Stand der Energieautarkie der Region (in % ohne Industrie & Gewerbe (2010))

Donnerstag, 13. August 2015

Die Einspeisung von erneuerbaren Strom aus Photovoltaikanlagen in der Region Pyhrn-Priel verdoppelt sich jährlich.

Pyhrn-Priel, 07.08.2015. Die Menge an eingespeisten, umweltfreundlichen Sonnenstrom, hat sich im Jahre 2014 zu 2013 nun bereits zum zweiten Mal verdoppelt.

2012 wurden knapp 95.000 kWh ins öffentliche Netz eingespeist. 2013 knapp 191.000 kWh geliefert. 2014 gab es nun wieder eine Verdopplung zum Vorjahr. Es wurden 399.600 kWh eingespeist. Nicht mitberücksichtigt ist dabei der für den Eigenverbrauch erzeugte Strom. Mittlerweile sind ca. 701kWp an Leistung, vorwiegend auf Dächern verbaut.

Bezogen auf 1000 Einwohner entspricht dies einer installierten Leistung von 64 kWp. Wird dieser Wert mit dem oberösterreichischen Spitzenwert, im Bezirk Grieskirchen von 269kWp verglichen, so hat die Entwicklung aber noch großen Spielraum nach oben.

Mit der Einspeisung von 2014 können umgerechnet knapp 80 Haushalte pro Jahr mit umweltfreundlichem Strom versorgt werden.

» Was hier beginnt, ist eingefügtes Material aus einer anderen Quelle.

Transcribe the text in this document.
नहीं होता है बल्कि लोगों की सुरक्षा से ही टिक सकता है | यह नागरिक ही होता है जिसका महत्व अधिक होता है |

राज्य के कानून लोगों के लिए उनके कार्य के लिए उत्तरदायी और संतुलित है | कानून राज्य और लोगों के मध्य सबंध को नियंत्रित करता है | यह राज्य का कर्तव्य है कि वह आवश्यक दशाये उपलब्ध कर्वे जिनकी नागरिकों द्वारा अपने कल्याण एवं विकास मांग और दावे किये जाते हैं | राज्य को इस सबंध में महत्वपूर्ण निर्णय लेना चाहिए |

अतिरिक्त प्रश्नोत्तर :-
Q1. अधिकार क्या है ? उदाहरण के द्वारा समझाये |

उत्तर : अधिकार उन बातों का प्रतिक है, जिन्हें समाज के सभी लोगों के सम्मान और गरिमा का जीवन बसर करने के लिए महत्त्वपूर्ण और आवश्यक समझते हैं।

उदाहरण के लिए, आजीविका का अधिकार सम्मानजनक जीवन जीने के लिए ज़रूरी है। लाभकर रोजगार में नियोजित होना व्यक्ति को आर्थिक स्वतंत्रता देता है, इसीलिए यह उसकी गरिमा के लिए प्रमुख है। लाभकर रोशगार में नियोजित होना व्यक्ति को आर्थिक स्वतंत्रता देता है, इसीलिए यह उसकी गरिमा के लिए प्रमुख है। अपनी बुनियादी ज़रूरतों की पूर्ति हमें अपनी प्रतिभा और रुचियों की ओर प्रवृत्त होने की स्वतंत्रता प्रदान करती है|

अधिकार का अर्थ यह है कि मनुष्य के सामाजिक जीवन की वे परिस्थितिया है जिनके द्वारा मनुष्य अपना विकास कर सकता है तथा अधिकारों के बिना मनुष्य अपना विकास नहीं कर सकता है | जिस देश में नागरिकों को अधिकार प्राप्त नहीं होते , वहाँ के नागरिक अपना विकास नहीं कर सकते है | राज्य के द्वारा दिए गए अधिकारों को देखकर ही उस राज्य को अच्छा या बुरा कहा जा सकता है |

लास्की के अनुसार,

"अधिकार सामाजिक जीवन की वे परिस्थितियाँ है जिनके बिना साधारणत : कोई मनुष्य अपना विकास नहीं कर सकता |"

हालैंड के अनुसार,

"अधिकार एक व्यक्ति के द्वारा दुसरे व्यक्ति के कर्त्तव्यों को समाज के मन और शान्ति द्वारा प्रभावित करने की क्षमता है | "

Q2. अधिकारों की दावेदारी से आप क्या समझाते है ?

Neben der Eigeninitiative der Bürger in der Region, begünstigen Bürgerbeteiligungsmodelle, wie z. B. das der Helios GmbH aus Freistadt oder der BürgerEnergie Traunviertler Alpenvorland eGen, den raschen Ausbau.

Foto Postlmayr: PV Anlage

Das Biomasseheizwerk in Windischgarsten ist vor der Fertigstellung

Windischgarsten, 31.07.2015. Die Gleichenfeier für das Biomasseheizwerk mit gesamt 1,75 MW Heizleistung ist erfolgt. Der 60.000 l Speicher wurde auch bereits an seinem Platz montiert. Der geplanten Inbetriebnahme für die kommende Heizperiode steht nur mehr wenig im Weg.

Die 2013 getroffene Entscheidung ein Biomasseheizwerk zu errichten, ist nun knapp vor der Realisierung. Die Leitungen der ersten Ausbaustufe sind fast fertig verlegt. Das Gebäude steht und ist bis auf den Farbanstrich fertiggestellt. Die Heizkessel, die Hackschnitzelzuführung und der Warmwasserspeicher wurden montiert.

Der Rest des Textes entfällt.